A study by Hägg-Martinell et al, in which student interactions and learning were observed on an acute medical ward, found that students who showed an increased understanding of how the ward worked and how to perform “patient related duties”, became more curious and less nervous.2 Those students were offered a more active and independent role in patient care, and as a result learnt even more. This evidence, in combination with my personal experiences, demonstrates that medical education can be enhanced by utilising the experience and skills of other healthcare professionals in the multidisciplinary team.
I am aware that some medical schools already offer these opportunities, however, I urge medical students to grasp every opportunity to learn that is offered to them, and not exclusively from doctors. I feel passionately that experiences with other staff members such as phlebotomists and nurses can significantly add to our learning outcomes and make us better rounded clinicians. Why not spend one morning helping-out in a flu jab clinic this winter? As someone who has found herself letting imposter syndrome creep in and affect me, I would recommend trying a shift with a phlebotomist, a flu jab clinic with a practice nurse or a night shift with a HCA…you never know what you might learn.

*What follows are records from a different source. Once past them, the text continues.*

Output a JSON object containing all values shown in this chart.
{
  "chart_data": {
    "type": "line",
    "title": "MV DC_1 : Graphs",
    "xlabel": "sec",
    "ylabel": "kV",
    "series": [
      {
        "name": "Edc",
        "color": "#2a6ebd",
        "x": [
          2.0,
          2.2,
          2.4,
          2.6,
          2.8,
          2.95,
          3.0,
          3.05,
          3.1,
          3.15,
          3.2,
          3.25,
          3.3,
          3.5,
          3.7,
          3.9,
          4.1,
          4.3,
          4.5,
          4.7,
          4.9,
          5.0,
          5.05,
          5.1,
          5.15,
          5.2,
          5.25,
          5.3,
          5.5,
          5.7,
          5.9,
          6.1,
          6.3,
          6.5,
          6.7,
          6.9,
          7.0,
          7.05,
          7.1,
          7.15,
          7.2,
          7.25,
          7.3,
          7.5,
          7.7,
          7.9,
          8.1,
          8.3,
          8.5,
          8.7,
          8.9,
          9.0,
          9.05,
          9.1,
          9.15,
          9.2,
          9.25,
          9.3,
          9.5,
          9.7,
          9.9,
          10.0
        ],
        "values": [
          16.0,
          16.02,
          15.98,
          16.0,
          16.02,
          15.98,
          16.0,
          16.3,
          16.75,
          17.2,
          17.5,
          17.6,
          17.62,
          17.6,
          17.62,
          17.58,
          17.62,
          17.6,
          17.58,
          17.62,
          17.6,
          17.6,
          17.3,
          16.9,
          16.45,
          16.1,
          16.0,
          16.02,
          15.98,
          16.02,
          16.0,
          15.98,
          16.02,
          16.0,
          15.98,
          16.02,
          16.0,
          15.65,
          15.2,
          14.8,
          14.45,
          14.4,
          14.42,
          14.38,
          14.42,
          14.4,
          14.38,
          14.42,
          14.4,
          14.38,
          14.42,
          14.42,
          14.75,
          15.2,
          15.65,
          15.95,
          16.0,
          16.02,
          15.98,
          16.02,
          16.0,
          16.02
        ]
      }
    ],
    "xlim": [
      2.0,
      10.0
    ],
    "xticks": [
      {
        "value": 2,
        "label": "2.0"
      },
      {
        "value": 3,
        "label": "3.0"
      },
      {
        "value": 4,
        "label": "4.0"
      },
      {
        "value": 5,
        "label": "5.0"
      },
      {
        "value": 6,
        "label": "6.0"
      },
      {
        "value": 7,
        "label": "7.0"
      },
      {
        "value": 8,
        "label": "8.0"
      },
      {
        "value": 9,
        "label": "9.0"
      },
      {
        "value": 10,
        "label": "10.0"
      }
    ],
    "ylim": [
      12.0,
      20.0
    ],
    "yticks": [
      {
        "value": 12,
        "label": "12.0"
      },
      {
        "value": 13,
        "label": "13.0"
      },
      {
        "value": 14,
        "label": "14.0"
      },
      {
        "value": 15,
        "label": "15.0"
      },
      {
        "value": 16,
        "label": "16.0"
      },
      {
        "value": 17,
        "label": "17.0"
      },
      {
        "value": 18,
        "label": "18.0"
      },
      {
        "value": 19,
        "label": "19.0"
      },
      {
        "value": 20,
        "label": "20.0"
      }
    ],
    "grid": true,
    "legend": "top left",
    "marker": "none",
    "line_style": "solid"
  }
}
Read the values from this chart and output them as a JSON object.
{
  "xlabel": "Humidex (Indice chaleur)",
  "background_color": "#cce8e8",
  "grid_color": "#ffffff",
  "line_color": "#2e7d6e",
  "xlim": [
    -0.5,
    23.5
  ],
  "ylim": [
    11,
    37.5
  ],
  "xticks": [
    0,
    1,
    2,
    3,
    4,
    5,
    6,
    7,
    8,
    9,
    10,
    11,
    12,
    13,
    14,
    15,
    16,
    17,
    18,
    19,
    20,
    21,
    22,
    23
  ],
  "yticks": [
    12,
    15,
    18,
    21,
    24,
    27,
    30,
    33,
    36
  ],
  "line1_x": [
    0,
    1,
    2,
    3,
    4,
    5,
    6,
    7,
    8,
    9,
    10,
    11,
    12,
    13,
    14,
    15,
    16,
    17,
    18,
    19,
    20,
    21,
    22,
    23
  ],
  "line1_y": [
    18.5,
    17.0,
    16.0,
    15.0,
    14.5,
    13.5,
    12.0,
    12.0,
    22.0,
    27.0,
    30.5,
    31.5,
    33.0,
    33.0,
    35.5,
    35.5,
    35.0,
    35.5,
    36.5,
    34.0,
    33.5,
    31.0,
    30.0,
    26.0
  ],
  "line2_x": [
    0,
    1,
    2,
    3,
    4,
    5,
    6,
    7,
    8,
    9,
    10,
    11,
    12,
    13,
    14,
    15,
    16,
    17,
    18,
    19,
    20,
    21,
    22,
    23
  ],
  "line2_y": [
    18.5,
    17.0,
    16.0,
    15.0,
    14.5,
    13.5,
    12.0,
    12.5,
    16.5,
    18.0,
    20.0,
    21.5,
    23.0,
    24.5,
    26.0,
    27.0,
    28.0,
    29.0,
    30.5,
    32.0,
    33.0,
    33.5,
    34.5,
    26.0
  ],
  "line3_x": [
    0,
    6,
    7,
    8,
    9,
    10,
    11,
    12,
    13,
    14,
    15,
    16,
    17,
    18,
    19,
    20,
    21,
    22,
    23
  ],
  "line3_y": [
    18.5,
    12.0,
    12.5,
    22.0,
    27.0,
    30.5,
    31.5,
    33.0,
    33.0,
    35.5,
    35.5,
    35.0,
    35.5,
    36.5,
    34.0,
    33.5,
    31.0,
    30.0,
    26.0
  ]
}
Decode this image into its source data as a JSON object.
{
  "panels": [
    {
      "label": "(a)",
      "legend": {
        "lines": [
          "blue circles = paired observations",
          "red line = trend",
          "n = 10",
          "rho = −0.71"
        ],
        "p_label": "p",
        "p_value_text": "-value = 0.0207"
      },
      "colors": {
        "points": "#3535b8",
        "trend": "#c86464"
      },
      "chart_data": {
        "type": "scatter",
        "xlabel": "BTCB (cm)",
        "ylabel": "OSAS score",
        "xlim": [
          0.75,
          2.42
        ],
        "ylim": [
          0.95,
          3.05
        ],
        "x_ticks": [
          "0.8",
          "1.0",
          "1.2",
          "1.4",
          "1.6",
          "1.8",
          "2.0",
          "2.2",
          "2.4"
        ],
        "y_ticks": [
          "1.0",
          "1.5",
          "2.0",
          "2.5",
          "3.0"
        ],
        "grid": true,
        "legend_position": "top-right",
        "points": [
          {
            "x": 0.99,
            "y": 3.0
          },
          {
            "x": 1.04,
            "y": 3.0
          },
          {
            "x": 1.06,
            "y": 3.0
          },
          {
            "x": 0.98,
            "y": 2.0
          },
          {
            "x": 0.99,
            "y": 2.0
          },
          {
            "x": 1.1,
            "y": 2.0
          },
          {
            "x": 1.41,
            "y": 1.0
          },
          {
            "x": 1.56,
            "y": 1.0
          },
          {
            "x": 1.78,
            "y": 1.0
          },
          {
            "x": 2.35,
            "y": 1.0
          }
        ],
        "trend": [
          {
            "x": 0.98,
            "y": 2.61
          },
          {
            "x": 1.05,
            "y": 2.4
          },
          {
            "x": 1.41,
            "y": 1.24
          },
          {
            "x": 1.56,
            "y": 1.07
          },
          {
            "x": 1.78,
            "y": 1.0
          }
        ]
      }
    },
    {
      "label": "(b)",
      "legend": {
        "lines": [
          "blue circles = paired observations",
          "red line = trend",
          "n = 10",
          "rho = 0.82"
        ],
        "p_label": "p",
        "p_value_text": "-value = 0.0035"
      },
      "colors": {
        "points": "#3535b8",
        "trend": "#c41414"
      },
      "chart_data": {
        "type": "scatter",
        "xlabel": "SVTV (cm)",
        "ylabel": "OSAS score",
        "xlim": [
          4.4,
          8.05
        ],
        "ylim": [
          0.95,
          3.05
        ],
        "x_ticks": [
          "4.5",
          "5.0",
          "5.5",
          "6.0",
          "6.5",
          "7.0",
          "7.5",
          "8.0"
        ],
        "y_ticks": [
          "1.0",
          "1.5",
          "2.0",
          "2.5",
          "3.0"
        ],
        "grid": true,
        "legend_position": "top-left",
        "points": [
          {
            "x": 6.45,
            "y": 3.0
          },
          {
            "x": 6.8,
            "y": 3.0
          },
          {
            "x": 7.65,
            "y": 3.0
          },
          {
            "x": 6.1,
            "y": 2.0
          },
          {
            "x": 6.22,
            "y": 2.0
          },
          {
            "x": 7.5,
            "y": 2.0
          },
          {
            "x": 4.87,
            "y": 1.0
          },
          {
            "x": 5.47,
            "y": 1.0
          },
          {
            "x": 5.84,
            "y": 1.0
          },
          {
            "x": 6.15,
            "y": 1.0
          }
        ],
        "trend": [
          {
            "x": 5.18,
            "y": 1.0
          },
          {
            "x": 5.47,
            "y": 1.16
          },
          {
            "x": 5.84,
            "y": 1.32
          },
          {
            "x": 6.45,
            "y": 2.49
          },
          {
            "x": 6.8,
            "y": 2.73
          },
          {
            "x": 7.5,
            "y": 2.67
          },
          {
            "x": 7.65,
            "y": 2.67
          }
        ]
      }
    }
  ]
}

Millie Perry, Year 5 (final year) medical student, Cardiff University.
Competing interests: None declared.
- General Medical Council, 2019. Practical skills and procedures [online]. Available at: https://www.gmc-uk.org/-/media/documents/practical-skills-and-procedures-a4_pdf-78058950.pdf [Accessed 07/10/2020].
- Hägg-Martinell, A., Hult, H., Henriksson, P. and Kiessling, A., 2017. Medical students’ opportunities to participate and learn from activities at an internal medicine ward: an ethnographic study. BMJ Open, 7(2), p.e013046.